Da ich mit Cèbilen befreundet war, wurde auch ich zum Begräbnis eingeladen. Wir standen um den Leichnam herum, fassungslos, dass Cèbilen von uns gegangen war.

Immer mehr Menschen kamen, auch aus den Nachbardörfern. Und mit ihnen kamen auch die Jungen ..

Scherze über den Verstorbenen

Und mit den Jungen kam einer der wenigen Kulturschocks, die ich in Afrika jemals erlebte. Ich wurde selbst in einem sehr kleinen Dorf in Niederösterreich geboren und hatte vielleicht deshalb in bäuerlichen Gebieten Afrikas nur selten das Gefühl, dass mich etwas wirklich extrem überraschte. Zu ähnlich erschienen mir z.B. die unterschiedlichen Geschlechterrollen wie die komplett unterschiedliche Bewertung männlicher und weiblicher Sexualität; die Solidarität innerhalb der bäuerlichen Gemeinschaft bei gleichzeitiger Eifersucht, wenn einzelne besonderern Erfolg haben und diesen auch zur Schau stellen; die soziale Kontrolle über die Meinung der Dorfbevölkerung etc. 
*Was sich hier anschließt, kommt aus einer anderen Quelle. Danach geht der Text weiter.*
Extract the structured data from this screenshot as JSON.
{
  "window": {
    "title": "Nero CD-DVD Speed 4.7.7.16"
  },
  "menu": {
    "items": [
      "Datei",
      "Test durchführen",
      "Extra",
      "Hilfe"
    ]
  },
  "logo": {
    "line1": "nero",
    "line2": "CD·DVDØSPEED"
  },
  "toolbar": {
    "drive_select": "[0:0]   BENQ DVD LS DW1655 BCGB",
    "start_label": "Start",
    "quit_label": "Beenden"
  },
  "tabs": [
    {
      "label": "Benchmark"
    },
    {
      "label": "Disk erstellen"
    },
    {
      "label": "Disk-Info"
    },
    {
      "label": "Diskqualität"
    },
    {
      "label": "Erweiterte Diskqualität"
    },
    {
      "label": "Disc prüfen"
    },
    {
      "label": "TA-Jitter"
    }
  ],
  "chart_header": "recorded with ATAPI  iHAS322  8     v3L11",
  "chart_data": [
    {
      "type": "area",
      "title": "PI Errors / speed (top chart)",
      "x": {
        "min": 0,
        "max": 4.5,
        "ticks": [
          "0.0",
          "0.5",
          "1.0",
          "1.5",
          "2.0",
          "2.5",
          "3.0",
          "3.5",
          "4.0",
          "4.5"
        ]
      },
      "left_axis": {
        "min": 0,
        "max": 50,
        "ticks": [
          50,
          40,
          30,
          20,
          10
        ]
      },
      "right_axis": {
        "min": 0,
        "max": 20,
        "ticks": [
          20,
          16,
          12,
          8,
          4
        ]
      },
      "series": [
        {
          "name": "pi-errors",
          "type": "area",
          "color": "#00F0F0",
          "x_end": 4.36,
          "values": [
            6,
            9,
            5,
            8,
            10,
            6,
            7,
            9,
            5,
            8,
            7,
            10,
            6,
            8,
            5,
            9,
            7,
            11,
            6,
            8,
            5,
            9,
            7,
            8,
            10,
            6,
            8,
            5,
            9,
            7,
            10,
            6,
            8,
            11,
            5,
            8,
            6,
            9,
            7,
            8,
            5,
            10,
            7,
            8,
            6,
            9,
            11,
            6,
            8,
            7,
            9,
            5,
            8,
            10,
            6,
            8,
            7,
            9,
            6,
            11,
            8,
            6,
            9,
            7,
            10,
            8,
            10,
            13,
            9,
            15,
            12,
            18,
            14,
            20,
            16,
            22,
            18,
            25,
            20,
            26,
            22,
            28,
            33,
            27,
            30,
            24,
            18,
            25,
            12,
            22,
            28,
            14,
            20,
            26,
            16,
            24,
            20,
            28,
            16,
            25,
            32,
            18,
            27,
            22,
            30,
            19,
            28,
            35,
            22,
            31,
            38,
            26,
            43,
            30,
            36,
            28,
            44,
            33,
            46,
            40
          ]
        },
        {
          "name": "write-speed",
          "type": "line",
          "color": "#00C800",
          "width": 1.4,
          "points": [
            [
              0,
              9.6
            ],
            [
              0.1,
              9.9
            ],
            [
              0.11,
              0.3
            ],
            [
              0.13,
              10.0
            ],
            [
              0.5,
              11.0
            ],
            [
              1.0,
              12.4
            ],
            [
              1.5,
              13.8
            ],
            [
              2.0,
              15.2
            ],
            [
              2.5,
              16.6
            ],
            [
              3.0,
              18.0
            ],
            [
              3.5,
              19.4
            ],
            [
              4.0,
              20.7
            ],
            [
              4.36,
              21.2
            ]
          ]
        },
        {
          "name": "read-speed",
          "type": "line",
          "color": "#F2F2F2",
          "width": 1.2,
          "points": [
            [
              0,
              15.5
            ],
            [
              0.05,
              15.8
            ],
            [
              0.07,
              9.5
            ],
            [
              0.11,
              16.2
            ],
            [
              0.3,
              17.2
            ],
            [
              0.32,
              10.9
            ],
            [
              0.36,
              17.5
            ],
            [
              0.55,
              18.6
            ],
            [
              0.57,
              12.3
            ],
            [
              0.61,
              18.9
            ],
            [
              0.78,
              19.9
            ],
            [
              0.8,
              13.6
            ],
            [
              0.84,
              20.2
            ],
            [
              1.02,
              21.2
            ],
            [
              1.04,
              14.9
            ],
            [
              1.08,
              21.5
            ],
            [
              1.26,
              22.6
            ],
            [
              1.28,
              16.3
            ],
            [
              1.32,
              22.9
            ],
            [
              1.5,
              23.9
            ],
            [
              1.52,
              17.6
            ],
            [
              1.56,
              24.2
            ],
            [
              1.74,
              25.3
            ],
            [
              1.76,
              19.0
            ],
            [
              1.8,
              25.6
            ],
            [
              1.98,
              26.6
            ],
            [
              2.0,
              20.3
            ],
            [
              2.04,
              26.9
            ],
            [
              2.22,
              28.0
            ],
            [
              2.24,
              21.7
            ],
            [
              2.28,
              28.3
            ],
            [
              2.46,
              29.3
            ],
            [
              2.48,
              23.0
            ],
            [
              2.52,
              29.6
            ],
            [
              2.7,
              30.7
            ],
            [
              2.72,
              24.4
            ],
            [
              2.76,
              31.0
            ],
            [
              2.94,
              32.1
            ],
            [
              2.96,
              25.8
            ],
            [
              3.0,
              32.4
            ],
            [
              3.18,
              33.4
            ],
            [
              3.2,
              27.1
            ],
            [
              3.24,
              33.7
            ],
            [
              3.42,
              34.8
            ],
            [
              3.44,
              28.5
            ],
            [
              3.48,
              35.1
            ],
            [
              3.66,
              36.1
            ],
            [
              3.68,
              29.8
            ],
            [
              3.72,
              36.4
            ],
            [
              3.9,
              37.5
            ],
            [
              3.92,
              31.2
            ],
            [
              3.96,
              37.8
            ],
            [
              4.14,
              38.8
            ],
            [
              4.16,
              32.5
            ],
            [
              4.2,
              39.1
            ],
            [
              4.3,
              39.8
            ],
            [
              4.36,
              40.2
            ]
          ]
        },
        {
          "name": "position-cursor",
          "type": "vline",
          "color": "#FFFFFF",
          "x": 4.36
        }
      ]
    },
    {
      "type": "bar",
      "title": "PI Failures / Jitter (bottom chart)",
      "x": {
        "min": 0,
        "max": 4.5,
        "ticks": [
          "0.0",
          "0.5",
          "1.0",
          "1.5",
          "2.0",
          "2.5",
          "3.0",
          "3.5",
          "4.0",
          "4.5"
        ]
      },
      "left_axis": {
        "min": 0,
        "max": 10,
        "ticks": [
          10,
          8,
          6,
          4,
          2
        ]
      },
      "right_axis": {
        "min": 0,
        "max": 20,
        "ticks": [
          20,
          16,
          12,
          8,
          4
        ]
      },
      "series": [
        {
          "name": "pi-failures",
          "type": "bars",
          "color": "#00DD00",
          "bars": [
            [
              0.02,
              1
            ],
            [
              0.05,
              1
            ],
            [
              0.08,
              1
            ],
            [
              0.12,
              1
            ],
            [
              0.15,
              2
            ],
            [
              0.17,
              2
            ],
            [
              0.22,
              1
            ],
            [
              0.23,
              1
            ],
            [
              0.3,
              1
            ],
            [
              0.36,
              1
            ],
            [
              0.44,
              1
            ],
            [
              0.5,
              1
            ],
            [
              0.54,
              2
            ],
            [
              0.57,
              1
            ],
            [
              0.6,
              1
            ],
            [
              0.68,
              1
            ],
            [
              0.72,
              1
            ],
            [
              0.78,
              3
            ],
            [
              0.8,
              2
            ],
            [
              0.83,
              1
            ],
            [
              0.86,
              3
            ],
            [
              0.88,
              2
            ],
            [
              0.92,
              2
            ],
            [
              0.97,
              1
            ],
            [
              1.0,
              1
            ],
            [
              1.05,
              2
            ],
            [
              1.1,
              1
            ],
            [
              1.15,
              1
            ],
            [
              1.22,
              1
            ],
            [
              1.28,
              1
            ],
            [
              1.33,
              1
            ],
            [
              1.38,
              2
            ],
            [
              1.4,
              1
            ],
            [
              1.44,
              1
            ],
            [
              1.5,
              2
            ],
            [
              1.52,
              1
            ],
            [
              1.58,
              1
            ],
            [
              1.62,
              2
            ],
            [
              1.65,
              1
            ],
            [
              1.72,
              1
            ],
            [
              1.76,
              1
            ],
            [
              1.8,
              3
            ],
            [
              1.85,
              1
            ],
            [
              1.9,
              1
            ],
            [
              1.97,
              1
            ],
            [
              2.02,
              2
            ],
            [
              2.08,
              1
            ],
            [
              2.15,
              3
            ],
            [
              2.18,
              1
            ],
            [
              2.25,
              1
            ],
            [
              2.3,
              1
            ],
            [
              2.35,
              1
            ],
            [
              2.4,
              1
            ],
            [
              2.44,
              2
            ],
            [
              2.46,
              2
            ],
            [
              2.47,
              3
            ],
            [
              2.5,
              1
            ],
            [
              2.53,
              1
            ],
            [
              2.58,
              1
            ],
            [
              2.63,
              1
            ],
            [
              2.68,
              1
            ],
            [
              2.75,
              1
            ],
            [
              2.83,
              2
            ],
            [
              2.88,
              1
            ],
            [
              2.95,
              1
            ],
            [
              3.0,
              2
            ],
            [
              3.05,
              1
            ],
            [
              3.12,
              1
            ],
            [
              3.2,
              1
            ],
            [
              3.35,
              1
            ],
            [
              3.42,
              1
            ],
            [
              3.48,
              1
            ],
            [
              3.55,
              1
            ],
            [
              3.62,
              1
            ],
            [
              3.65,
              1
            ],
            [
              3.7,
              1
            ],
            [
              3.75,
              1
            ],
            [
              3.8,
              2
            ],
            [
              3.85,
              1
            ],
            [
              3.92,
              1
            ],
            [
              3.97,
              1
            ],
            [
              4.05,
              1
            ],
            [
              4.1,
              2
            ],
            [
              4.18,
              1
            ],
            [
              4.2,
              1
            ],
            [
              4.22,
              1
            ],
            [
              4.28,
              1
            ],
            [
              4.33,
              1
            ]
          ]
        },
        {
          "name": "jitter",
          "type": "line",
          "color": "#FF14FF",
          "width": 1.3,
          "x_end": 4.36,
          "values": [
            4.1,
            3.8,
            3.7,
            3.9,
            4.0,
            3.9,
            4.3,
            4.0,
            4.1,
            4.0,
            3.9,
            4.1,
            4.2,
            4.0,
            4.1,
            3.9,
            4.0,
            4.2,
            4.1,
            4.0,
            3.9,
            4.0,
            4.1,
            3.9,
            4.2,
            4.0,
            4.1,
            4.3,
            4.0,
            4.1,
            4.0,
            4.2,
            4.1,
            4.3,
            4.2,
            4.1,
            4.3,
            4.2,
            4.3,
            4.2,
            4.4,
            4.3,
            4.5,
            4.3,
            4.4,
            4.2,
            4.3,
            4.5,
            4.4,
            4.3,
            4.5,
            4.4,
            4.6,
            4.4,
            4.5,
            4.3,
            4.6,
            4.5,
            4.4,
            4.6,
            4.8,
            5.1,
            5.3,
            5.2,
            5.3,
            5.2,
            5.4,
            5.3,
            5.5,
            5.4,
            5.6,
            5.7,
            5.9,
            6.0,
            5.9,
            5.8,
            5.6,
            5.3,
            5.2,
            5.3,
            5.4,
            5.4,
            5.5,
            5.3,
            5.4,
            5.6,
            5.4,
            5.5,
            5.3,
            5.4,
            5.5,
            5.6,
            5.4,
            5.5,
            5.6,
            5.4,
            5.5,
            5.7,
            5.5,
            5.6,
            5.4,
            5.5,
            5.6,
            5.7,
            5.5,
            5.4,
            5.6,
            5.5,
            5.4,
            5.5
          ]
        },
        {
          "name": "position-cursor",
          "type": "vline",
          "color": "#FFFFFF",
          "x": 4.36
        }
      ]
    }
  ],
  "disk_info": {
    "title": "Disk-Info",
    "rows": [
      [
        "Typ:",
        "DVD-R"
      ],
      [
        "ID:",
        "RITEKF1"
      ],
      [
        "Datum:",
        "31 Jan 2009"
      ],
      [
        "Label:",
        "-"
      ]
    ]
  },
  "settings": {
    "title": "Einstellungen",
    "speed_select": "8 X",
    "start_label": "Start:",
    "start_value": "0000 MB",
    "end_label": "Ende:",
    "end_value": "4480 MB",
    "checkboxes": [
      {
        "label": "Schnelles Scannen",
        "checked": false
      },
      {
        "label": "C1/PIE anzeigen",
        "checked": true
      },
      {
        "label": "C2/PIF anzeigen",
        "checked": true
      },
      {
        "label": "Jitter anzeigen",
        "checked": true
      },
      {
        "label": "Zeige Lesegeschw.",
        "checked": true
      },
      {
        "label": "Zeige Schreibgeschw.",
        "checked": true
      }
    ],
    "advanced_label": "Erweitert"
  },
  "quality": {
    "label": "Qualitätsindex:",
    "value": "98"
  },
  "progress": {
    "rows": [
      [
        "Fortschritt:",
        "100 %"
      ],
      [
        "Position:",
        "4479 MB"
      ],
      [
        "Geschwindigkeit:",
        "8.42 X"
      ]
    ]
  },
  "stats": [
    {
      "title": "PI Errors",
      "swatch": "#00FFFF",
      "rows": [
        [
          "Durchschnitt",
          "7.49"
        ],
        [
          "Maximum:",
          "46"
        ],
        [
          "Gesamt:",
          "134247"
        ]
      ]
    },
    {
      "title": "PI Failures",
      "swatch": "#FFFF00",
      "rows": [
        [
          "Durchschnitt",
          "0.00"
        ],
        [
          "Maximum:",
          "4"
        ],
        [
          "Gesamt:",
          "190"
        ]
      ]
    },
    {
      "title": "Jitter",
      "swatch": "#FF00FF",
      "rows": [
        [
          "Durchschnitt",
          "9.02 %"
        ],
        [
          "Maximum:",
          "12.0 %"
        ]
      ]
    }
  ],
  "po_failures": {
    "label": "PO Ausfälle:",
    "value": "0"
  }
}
Aber die Reaktion der Jungen, der Enkel, war zu diesem Zeitpunkt wirklich überraschend und ich lernte sie erst später wirklich verstehen. Während wir Älteren traurig herumstanden und über den Verstorbenen sprachen, machten sich die Jungen über den Verstorbenen lustig. „Na endlich ist der Taugenichts weg!“ und ähnliches. Ich war geschockt, dass man von einer äußerst verdienstvollen Persönlichkeit, noch dazu kurz nach ihrem Ableben, so sprechen konnte. 

Ich verstand erst später, dass die sogenannten Scherzbeziehungen auch über den Tod hinaus wirksam sind. Träger bestimmter Familiennamen wie Kone oder Traore dürfen sich übereinander lustig machen, egal ob sie einander kennen oder nicht; Angehörige verschiedener Völker wie z.B. die Fulbe und die Bozo, dürfen dies gegenseitig genauso. Und auch die Enkelkinder haben eine ähnliche Scherzbeziehung zu ihrem Großvater, was oft zu ähnlichen Scherzen führt. 

Aber warum scherzten die Enkel über den Toten, statt einfach zu trauern? 

Dazu muss man verstehen, dass bei den Bambara wie bei vielen anderen afrikanischen Kulturen die menschliche Existenz nicht zweigeteilt ist, in ein Leben vor und eines nach dem Tode, sondern dreigeteilt: ein physisch-psychisches Leben vor dem leiblichen Tod; nach dem leiblichen Tod eine Existenz als Ahne, solange auf Erden noch jemand an einen denkt. In dieser Phase sollen sich die Verstorbenen noch sehr für die Lebenden einsetzen, als Vermittler zwischen Gott und den Menschen, sie gelten vielerorts auch noch oft als allgegenwärtig und lebendig. Isst man etwas, wird ein Teil der Nahrung auf den Boden gestellt gestellt, damit sie mitessen können, ein Teil des Wassers wird auf den Boden geschüttet, damit der Ahne mittrinken kann. Die dritte Stufe ist der soziale Tod, wenn niemand mehr an den Verstorbenen denkt. Dann verliert er seine Bindung an die Gesellschaft. 

Für die Enkel war ihr Großvater daher noch nicht wirklich tot und daher die Scherzbeziehung auch noch möglich. 

P.S. Dieses Weiterleben der Verstorbenen nach dem leiblichen Tod wird kaum irgendwo so gut ausgedrückt wie im wunderschönen Gedicht von Birago Diop: ‚Der Hauch der Ahnen‚.